Statoil, of which Norway’s state owns 67 percent, today maintained a plan to increase production to more than 2.5 million barrels of oil equivalent a day in 2020 from about 2 million barrels. The company has said production will drop in 2013 after it sold some Norwegian fields and on lower output growth from its U.S. shale gas assets.
Second-quarter output fell 1 percent to 1.967 million barrels of oil equivalent a day from a year earlier, Statoil said. That beat the 1.92 million barrel a day forecast in a TDN Finans survey. The average liquids price slid to $93.9 barrels, compared with $99.4 a year earlier.
The earnings were “somewhat soft,” with a strong performance from Statoil’s international operations offsetting a “very weak” result from gas trading at its marketing, processing and renewable energy unit, Teodor Sveen Nilsen, an analyst at Swedbank First Securities, said in an e-mail. “We will probably lower our adjusted earnings before interest and tax estimate for 2013 by some 2 percent to 4 percent,” he said.
Shares in Statoil fell as much as 2.1 percent, the most in a month, and traded 1.7 percent lower at 130.20 kroner as of 12:30 p.m. in Oslo. That extends the stock’s decline to 7.7 percent during the last 12 months.
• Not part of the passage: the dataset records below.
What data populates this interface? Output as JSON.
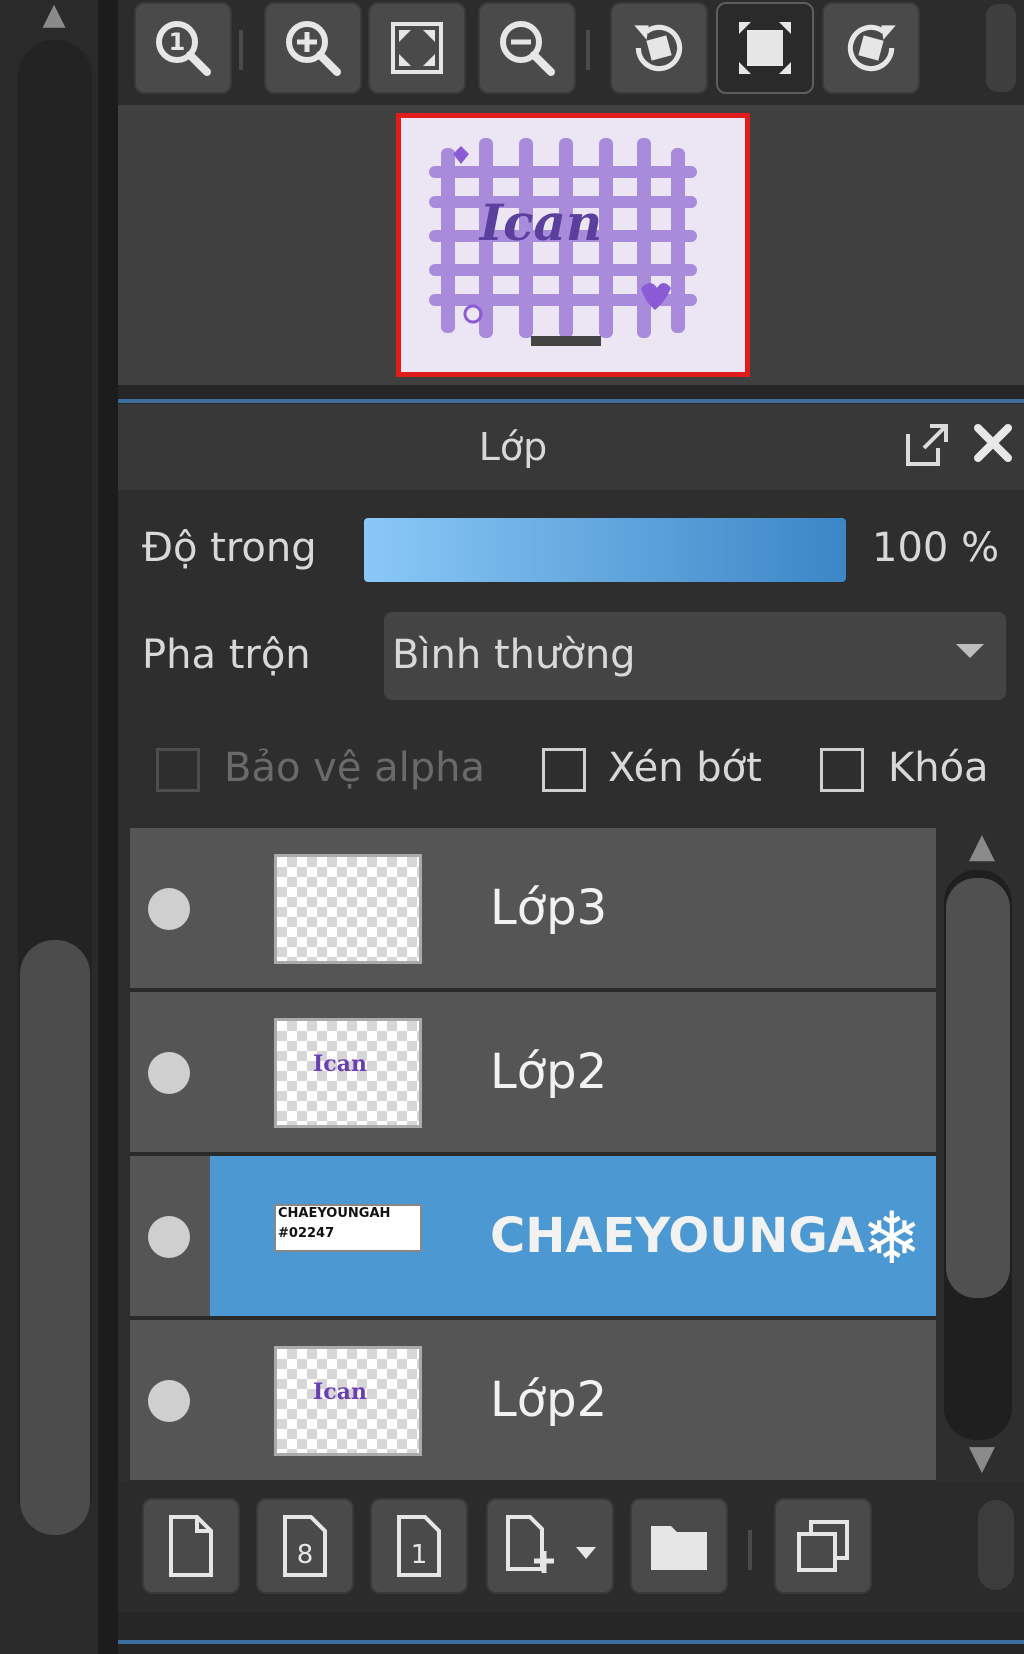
{
  "navigator": {
    "toolbar": [
      {
        "id": "zoom-actual",
        "icon": "zoom-actual-size-icon"
      },
      {
        "id": "zoom-in",
        "icon": "zoom-in-icon"
      },
      {
        "id": "fit-window",
        "icon": "fit-to-window-icon"
      },
      {
        "id": "zoom-out",
        "icon": "zoom-out-icon"
      },
      {
        "id": "rotate-left",
        "icon": "rotate-left-icon"
      },
      {
        "id": "fit-rotate-reset",
        "icon": "fit-reset-icon",
        "active": true
      },
      {
        "id": "rotate-right",
        "icon": "rotate-right-icon"
      }
    ],
    "preview_word": "Ican",
    "frame_color": "#e01b1b"
  },
  "layer_panel": {
    "title": "Lớp",
    "opacity_label": "Độ trong",
    "opacity_value": "100 %",
    "opacity_level": 1.0,
    "blend_label": "Pha trộn",
    "blend_value": "Bình thường",
    "alpha_protect_label": "Bảo vệ alpha",
    "clipping_label": "Xén bớt",
    "lock_label": "Khóa",
    "accent_color": "#4b98d2",
    "layers": [
      {
        "name": "Lớp3",
        "thumb": "empty",
        "selected": false
      },
      {
        "name": "Lớp2",
        "thumb": "text",
        "thumb_text": "Ican",
        "selected": false
      },
      {
        "name": "CHAEYOUNGA",
        "thumb": "banner",
        "thumb_text_1": "CHAEYOUNGAH",
        "thumb_text_2": "#02247",
        "selected": true,
        "badge_icon": "snowflake-icon"
      },
      {
        "name": "Lớp2",
        "thumb": "text",
        "thumb_text": "Ican",
        "selected": false
      }
    ]
  },
  "bottom_toolbar": [
    {
      "id": "new-layer",
      "icon": "new-layer-icon"
    },
    {
      "id": "new-8bit-layer",
      "icon": "new-8bit-layer-icon"
    },
    {
      "id": "new-1bit-layer",
      "icon": "new-1bit-layer-icon"
    },
    {
      "id": "add-layer-menu",
      "icon": "add-layer-dropdown-icon"
    },
    {
      "id": "new-folder",
      "icon": "folder-icon"
    },
    {
      "id": "duplicate-layer",
      "icon": "duplicate-layer-icon"
    }
  ]
}
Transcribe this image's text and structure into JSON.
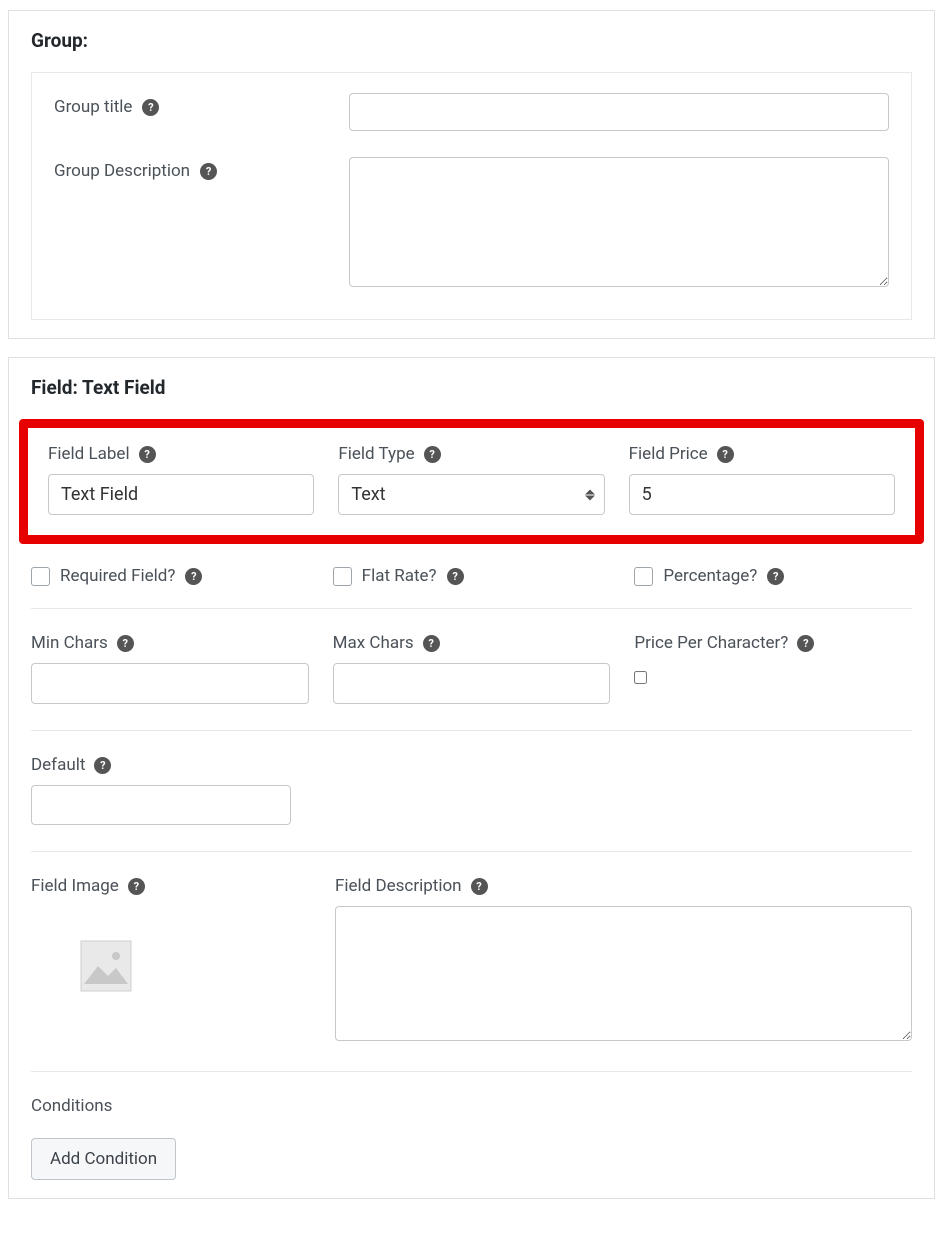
{
  "group": {
    "heading": "Group:",
    "title_label": "Group title",
    "title_value": "",
    "desc_label": "Group Description",
    "desc_value": ""
  },
  "field": {
    "heading": "Field: Text Field",
    "label_label": "Field Label",
    "label_value": "Text Field",
    "type_label": "Field Type",
    "type_value": "Text",
    "price_label": "Field Price",
    "price_value": "5",
    "required_label": "Required Field?",
    "required_checked": false,
    "flat_label": "Flat Rate?",
    "flat_checked": false,
    "percentage_label": "Percentage?",
    "percentage_checked": false,
    "min_label": "Min Chars",
    "min_value": "",
    "max_label": "Max Chars",
    "max_value": "",
    "ppc_label": "Price Per Character?",
    "ppc_checked": false,
    "default_label": "Default",
    "default_value": "",
    "image_label": "Field Image",
    "desc_label": "Field Description",
    "desc_value": "",
    "conditions_label": "Conditions",
    "add_condition_label": "Add Condition"
  }
}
Planned maintenance is expected to lower production by 110,000 barrels of oil equivalent a day this quarter and 45,000 barrels a day for the full year, Statoil said. The company maintained its guidance for the year with capital expenditure excluding acquisitions and capital leases of $19 billion and exploration activity of $3.5 billion.
A loss on net financial items for the quarter of 6.9 billion kroner widened from 2.5 billion kroner a year ago due to negative currency effects from krone positions and because of losses on derivative financial instruments related to long term debt, the company said.